A pair of Grey-headed Sparrows come to inspect the feeding tray either very early in the morning – before the mass of assorted doves and weavers arrive – or to see what is left once the initial feeding frenzy is over. I recognise their ‘chirrups’ among the leaves well before they appear.

There must be a lot of fruit around elsewhere for the Redwinged Starlings are not as prolific as they have been. Here a female has knocked an apple off the feeding tray to peck at on the ground.

My November bird list is:
African Darter
African Green Pigeon
Black Crow (Cape)
Black Cuckoo
Black Sunbird (Amethyst)
Blackcollared Barbet
Black Cuckoo Shrike
Blackeyed Bulbul
Blackheaded Oriole
Bokmakierie
Bronze Manikin
Cape Robin (Cape Robin-chat)
Cape Turtle Dove
Cape Weaver
Cape White-eye
Cattle Egret
Common Starling
Common Waxbill
Diederik Cuckoo
Fiscal Shrike
Forktailed Drongo
Greater Double-collared Sunbird
Greyheaded Sparrow
Hadeda Ibis
Hoopoe
Klaas’ Cuckoo
Knysna Lourie
Laughing Dove
Lesserstriped Swallow
Olive Thrush
Paradise Flycatcher
Pied Crow
Pintailed Whydah
Red Bishop
Redbilled Woodhoopoe
Redchested Cuckoo
Redeyed Dove
Redwinged Starling
Rock Pigeon (Speckled)
Sacred Ibis
Sombre Bulbul
Speckled Mousebird
Streakyheaded Canary (Seedeater)
Village Weaver
Whiterumped Swift
Yellow Weaver

BIRDING OVER COFFEE

It was during a twenty minute coffee break in the shady part of our garden this morning that I observed an Olive Thrush hungrily stabbing at an apple on the feeding tray. Its head bobbed up and down as the juicy flesh was hastily consumed: eating as if there were no tomorrow. It wanted the fare to itself and chased off any other potential feeders – mostly weavers – which hovered on the branches above or dared to perch on the edge of the tray.

A pair of Rock Pigeons pecked at the coarse seeds scattered among the still un-mowed grass, joined by a small flock of Laughing Doves so skittish that they would ‘whoosh’ up in a flurry at the slightest sound: a power drill next door, a light aeroplane flying low overhead, or a heavy truck passing along the street below.

laughing doves

A more daring one later usurped Morrigan’s bench-like feeder for a more ‘secure’ breakfast.

laughing dove

A solitary Cape Weaver, sporting the delightful blush of the breeding season, took the gap during the absence of the Olive Thrush to swoop down and gobble up bread crumbs on the feeding tray. Village Weavers opted to feed on the fine seeds in the hanging feeder I call the ‘seed house’.

village weavers

In a surprising move a Southern Boubou hopped onto the ‘seed house’ to peck at the fine seeds within. It usually skulks along the ground to peck at titbits dropped from the feeding tray above or picks at the fruit.
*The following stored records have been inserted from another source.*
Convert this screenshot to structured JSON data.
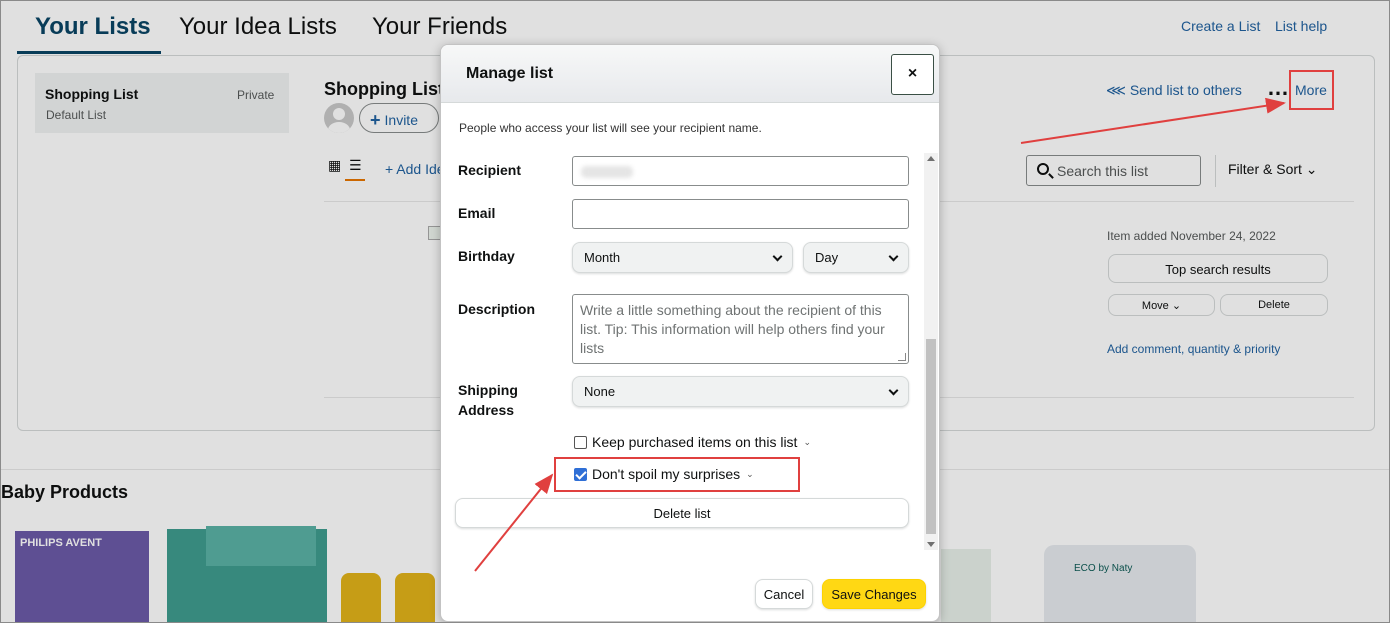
{
  "tabs": [
    {
      "label": "Your Lists",
      "active": true
    },
    {
      "label": "Your Idea Lists"
    },
    {
      "label": "Your Friends"
    }
  ],
  "header_links": {
    "create": "Create a List",
    "help": "List help"
  },
  "sidebar": {
    "title": "Shopping List",
    "subtitle": "Default List",
    "privacy": "Private"
  },
  "list": {
    "title": "Shopping List",
    "invite": "Invite",
    "add_idea": "+ Add Idea",
    "send": "Send list to others",
    "more": "More",
    "search_placeholder": "Search this list",
    "filter": "Filter & Sort",
    "item_added": "Item added November 24, 2022",
    "top_search": "Top search results",
    "move": "Move",
    "delete": "Delete",
    "comment": "Add comment, quantity & priority"
  },
  "section": {
    "title": "Baby Products",
    "product_brand_1": "PHILIPS AVENT",
    "product_brand_2": "ECO by Naty"
  },
  "modal": {
    "title": "Manage list",
    "close": "×",
    "note": "People who access your list will see your recipient name.",
    "recipient_label": "Recipient",
    "email_label": "Email",
    "birthday_label": "Birthday",
    "month": "Month",
    "day": "Day",
    "description_label": "Description",
    "description_placeholder": "Write a little something about the recipient of this list. Tip: This information will help others find your lists",
    "shipping_label_1": "Shipping",
    "shipping_label_2": "Address",
    "shipping_value": "None",
    "keep_purchased": "Keep purchased items on this list",
    "dont_spoil": "Don't spoil my surprises",
    "delete_list": "Delete list",
    "cancel": "Cancel",
    "save": "Save Changes"
  },
  "colors": {
    "annotation": "#e0403f",
    "save_button": "#ffd814",
    "link": "#2162a1",
    "active_tab": "#0a4565"
  }
}
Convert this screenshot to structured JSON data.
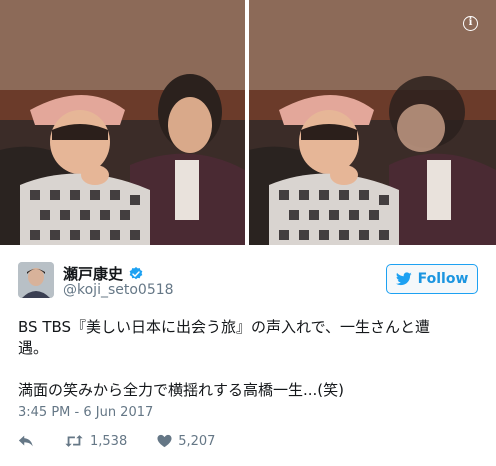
{
  "photos": {
    "left_alt": "",
    "right_alt": ""
  },
  "tweet": {
    "display_name": "瀬戸康史",
    "handle": "@koji_seto0518",
    "verified": true,
    "follow_label": "Follow",
    "text_line1": "BS TBS『美しい日本に出会う旅』の声入れで、一生さんと遭",
    "text_line2": "遇。",
    "text_line3": "満面の笑みから全力で横揺れする高橋一生...(笑)",
    "timestamp": "3:45 PM - 6 Jun 2017",
    "retweets": "1,538",
    "likes": "5,207"
  },
  "colors": {
    "brand": "#1da1f2",
    "text": "#14171a",
    "muted": "#657786"
  },
  "icons": {
    "info": "info-icon",
    "verified": "verified-badge-icon",
    "follow": "twitter-bird-icon",
    "reply": "reply-icon",
    "retweet": "retweet-icon",
    "like": "heart-icon"
  }
}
A more varied diet was called for this morning, for it then grabbed a sizeable morsel of bread to eat on the ground in the shadows before perching on Morrigan’s feeder for more fine seeds: peck, look around; peck, look around …

Meanwhile, Cape Turtle Doves cooed from the treetops whilst a bevy of Cape White-eyes flitted between the branches above me, chirping loudly as they scoured the foliage for food. Just then a pair of Grey-headed Sparrows perched on a branch, waiting their turn to muscle in between the weavers on the ‘seed house’. They too took the gap to breakfast on Morrigan’s feeder.

grey-headed sparrows

Then there was the Black-headed Oriole that came to quench its thirst.